___________
No. 96-2614
___________
Debbie A. Johnson, *
*
Appellant, *
* Appeal from the United States
v. * District Court for the
* Southern District of Iowa.
Shirley S. Chater, Commissioner *
of the Social Security *
Administration, *
*
Appellee. *
__________
Submitted: December 13, 1996
Filed: March 6, 1997
__________
Before McMILLIAN and MAGILL, Circuit Judges, and WEBBER,1 District Judge.
___________
MAGILL, Circuit Judge.
Debbie Johnson appeals the denial of Social Security Disability
Insurance and Supplemental Security Income benefits. The Social Security
Commissioner (Commissioner) denied Johnson benefits after determining that,
although Johnson could not return to her former work, she could perform
jobs that existed in significant numbers in the national economy.
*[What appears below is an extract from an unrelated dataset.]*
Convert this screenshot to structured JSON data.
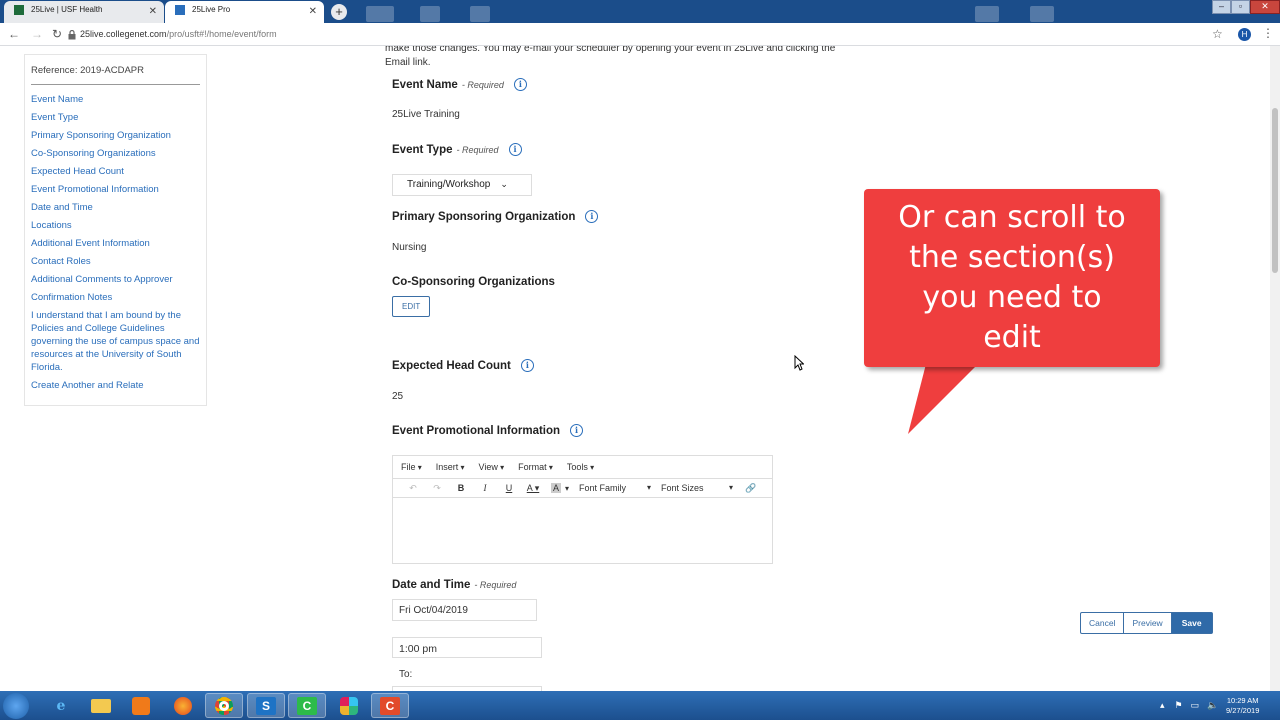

Johnson's sole claim on appeal is that the vocational expert's testimony
is insufficient to meet the Commissioner's burden of proof. We disagree
and affirm.
1
THE HONORABLE E. RICHARD WEBBER, United States District Judge
for the Eastern District of Missouri, sitting by designation.
I.
Johnson claims to be disabled because of a back injury she suffered
in a car accident in January 1992. She applied for disability benefits on
July 26, 1993. The Commissioner denied her initial request for benefits
and again denied her request for benefits on reconsideration. Johnson
appealed the denial to an administrative law judge (ALJ). After holding
a hearing, the ALJ denied Johnson's request for disability benefits.
Johnson appealed the ALJ's decision to an administrative appeals council,
which also denied Johnson's request for disability benefits. Johnson then
sought judicial review of the council's denial of benefits in district
court.2 The district court affirmed the decision of the Commissioner to
deny benefits. Johnson now appeals the district court's decision.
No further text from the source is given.